The logic of the rise in profits of a single store is roughly as follows: on the one hand, it brings incremental income, on the other hand, dilutes the rental rate and labor cost rate of the store, and positively promotes the performance of the operating profit of the single store.

The restaurant stock market is cold, whose fault is it?

Take the store rental rate, the above mentioned traditional store model, rent and labor are hard costs, difficult to avoid. It can be seen that when there is no business in the epidemic store, these expenses are paid correctly - the rent-related cost rates of each chain of restaurants in 2020H1 have risen significantly.

The restaurant stock market is cold, whose fault is it?

Note: Rent-related costs = Rental expense + associated depreciation amortization

The "cost" of the takeaway model is relatively elastic - the cost of raw materials, commission rates and service fees for riders are directly linked to revenue. At the same time, takeaway can make full use of personnel and store facilities to maximize store capacity utilization.

From this point of view, takeaway, as a supplementary consumption scene in the catering industry during the epidemic, has an impact on catering stores, not the role of competition, but the effect of supplementary profitability.

brief summary

Under the new normal of the epidemic, the performance of catering stocks continues to be poor, in contrast, the takeaway sector has developed considerably. This inevitably makes people question that there is a relationship between takeaway and dine-in.

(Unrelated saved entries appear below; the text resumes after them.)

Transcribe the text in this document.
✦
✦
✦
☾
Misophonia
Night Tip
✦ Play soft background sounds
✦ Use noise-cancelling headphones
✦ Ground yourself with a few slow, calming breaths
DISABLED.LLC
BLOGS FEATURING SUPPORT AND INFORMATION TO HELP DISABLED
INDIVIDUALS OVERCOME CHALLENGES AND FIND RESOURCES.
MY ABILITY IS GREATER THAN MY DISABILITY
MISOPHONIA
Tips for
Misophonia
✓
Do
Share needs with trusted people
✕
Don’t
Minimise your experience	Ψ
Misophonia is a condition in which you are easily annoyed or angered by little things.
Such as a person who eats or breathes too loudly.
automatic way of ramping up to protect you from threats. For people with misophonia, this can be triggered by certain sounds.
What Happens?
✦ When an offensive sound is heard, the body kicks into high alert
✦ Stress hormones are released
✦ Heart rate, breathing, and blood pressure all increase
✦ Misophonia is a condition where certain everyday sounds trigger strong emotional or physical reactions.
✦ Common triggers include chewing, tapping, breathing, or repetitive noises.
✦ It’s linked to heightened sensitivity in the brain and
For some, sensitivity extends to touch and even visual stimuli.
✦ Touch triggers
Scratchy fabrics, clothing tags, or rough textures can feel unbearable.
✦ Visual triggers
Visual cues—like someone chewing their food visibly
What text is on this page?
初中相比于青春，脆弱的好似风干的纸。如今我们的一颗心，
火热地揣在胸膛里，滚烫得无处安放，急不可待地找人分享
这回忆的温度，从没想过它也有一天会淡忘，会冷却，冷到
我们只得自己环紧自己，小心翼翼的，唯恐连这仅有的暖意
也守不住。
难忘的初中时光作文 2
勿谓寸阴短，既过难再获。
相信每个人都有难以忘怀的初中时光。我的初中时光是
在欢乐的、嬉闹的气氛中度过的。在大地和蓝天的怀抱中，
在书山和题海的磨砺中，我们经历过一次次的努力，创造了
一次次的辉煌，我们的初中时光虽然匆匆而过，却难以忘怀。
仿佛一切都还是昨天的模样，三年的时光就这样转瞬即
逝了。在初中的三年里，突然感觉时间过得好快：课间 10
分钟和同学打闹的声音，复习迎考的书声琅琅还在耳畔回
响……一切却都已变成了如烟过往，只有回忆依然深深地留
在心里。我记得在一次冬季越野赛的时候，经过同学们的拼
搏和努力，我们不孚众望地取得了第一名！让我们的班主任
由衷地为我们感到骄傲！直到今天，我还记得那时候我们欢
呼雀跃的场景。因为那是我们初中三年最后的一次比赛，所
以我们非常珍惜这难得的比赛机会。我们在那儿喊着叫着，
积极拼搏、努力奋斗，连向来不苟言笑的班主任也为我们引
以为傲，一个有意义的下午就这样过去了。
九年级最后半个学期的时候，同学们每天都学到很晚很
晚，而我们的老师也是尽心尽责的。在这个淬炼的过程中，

But the real situation is that under the downturn in the macro environment, everyone as a whole can't buy it, which limits food and beverage consumption.

As a supplementary consumption scenario in the catering industry, takeaway has obvious revenue pulling for chain tea tracks suitable for takeaway since the epidemic; for chain catering enterprises with a small proportion of takeaway business, it can also iron out the fluctuation risk caused by the epidemic.